When I was 15, my parents took me "back home" to Scotland.
The quotes are for emphasis. I was not born there, my brother was. But I grew up hearing Scotland referred to as "back home," and often (and still, sometimes) forget that I am the family's one and only Maple Leaf baby.
As 15-year-olds are wont to do with new and exciting locations, I promptly fell in love. I wanted to leave behind my boring life and boring school and create myself anew. My parents, of course, were having none of that. I would return home, resume school and continue the life they had imagined for me.
I went back two years later sans parents, and there was no mistaking that I was absolutely, completely, 100 per cent certain, that even though my life began in Canada, I would truly begin living if I moved to Scotland. And so, I began trying to figure out how I could attend university there, without essentially bankrupting my parents.
All of this, of course, predates the Internet. It was the early 80s, a time when high school guidance counsellors told smart kids they should only go to university; preferably the one closest to home, but at least an Ontario one, for those -- like me -- who insisted on being adventurous.
In the end, the dream died. I went to Ryerson, got my journalism degree and began working as a reporter in a whole bunch of different ways. But I could hear the call of the pipes from across the Atlantic and half of Canada, so, when the opportunity (read: being unemployed and suddenly single) presented itself, I booked a trip, claimed my U.K. citizenship and set off for adventures anew.
Well, for eight weeks, anyway. My parents were heartbroken. They couldn't understand my need to spread my wings in a different way than my brother had, and so, I packed up my suitcase and returned home on the flight I had booked, but fully intended to skip.

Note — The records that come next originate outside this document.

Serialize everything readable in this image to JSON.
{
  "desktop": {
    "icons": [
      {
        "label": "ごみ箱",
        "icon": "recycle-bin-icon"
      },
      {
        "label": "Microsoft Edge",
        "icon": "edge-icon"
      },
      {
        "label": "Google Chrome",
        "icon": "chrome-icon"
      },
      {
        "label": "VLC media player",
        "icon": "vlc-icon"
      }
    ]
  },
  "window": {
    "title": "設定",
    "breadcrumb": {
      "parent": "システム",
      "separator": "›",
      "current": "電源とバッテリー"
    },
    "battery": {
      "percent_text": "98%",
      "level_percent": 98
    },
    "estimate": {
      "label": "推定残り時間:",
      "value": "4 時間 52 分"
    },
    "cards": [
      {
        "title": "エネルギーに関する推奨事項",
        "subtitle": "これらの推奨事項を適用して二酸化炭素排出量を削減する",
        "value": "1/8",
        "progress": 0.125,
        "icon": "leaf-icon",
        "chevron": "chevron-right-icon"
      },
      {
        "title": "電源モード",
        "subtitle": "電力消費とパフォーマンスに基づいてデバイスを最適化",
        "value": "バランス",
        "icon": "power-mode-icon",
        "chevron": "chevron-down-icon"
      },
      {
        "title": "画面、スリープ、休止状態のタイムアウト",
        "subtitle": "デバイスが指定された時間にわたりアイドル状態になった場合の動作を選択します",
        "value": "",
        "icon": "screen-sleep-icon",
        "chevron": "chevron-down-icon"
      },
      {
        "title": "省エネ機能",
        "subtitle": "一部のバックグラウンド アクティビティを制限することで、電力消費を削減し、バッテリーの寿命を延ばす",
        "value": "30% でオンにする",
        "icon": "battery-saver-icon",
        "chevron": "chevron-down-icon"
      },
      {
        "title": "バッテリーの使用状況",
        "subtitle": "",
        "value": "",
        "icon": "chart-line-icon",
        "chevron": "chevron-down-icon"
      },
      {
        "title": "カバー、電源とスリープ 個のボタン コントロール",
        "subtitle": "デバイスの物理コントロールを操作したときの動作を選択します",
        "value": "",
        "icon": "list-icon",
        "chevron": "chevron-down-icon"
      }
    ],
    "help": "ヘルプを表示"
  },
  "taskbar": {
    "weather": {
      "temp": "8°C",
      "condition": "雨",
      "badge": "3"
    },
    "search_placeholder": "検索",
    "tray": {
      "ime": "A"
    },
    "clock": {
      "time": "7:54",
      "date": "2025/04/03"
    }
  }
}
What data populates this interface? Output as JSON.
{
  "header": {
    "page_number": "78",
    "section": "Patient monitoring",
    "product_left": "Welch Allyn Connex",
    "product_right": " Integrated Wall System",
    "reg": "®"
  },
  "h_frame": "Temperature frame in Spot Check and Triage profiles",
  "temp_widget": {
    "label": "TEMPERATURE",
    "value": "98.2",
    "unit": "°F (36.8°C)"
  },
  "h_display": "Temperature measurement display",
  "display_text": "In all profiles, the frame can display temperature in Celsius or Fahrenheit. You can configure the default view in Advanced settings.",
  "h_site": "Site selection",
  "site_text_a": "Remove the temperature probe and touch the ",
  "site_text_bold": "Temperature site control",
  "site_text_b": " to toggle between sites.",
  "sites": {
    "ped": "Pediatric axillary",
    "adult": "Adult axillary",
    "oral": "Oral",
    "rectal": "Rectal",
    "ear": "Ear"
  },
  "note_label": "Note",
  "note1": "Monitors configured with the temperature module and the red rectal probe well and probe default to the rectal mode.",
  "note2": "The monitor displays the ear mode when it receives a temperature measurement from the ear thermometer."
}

Fast-forward about a quarter century. My life is good. I have a great husband, daughter, marriage, home, family, friends and career. There is no malice felt toward parents who pined for me so much I felt obligated to come home. They are wonderful, caring people who simply couldn't understand anyone not wanting the life they lived. Nor is there animosity felt toward those high school guidance counsellors, who probably spent more time hiding from me and my constant badgering about whether they had contacted St. Andrew's University than they did trying to reach the school. But sometimes, in the back of my mind I wonder "what if?".
Which brings me to why I drove our daughter halfway across Canada last week.
Last summer, Maddie visited Prince Edward Island. And, as 15-year-olds are wont to do with new and exciting locations, she promptly fell in love. Last fall, she announced she has no interest in attending university in Ontario. She wants to leave her familiar surroundings behind and create herself anew.
I admit it stung to hear her say she can't wait to get away from the place she calls home. But we discussed it as a family and came to the realization that it would cost about the same for her to go away to school at Dalhousie, or the University of New Brunswick or UPEI as it would for her to go away to Queens or Wilfred Laurier or even McMaster, only an hour or so down the road.
She would get a quality education in any of these places, to be sure. And she would learn about navigating life independent of her parents, whether she is in residence in Hamilton or Kingston or Fredericton. But would she experience a new culture in Kitchener-Waterloo? Would life be so much different in Eastern Ontario than it is here in Niagara? That's doubtful, and, to us, that type of experience part of the whole journey.
And so, with two suitcases and a bag of snacks, we hit the road on what essentially became a journey of self-discovery for both of us. My parents, now elderly, were aghast at our decision. "Why can't she just go to school here and live at home?" my mother demanded, pointing out Maddie is only starting Grade 11 in the fall. "When will we see her?" my father, who is unfamiliar with Skype and FaceTime, pleaded.
Their words were similar to the ones asked years before. I explained to my parents that they had chosen their lives for themselves, including leaving behind families in Scotland to start a new life as a wee family of their own in Canada. And now it's Maddie's turn. My husband and I believe it's our job as her parents, and our collective job as a family, to support her as she learns to make these important choices. Yes, a lot can change in the time between August 2014 and the time university applications go in 14 months from now. Or they might not. She may change her mind completely and decide to stay at home. She may go away for a year, find it's not for her and come back to Ontario for school. Or, she may find she's found the place where she feels she belongs. She will never know if she doesn't go.
We crossed three provinces and four provinces by land and water and scarcely said a cross word between us. We shared stories and secrets, talked about hopes and dreams and developed a new respect and understanding of each other, and, I think, of ourselves. She came away feeling more secure about her decision and, I hope, in her knowledge that we support her in her quest to grow.
I dread the day when we drop Maddie off at a dormitory, wherever it may be. But I dread the feeling that we could hold her back even more.
And that's why I drove my daughter halfway across the country.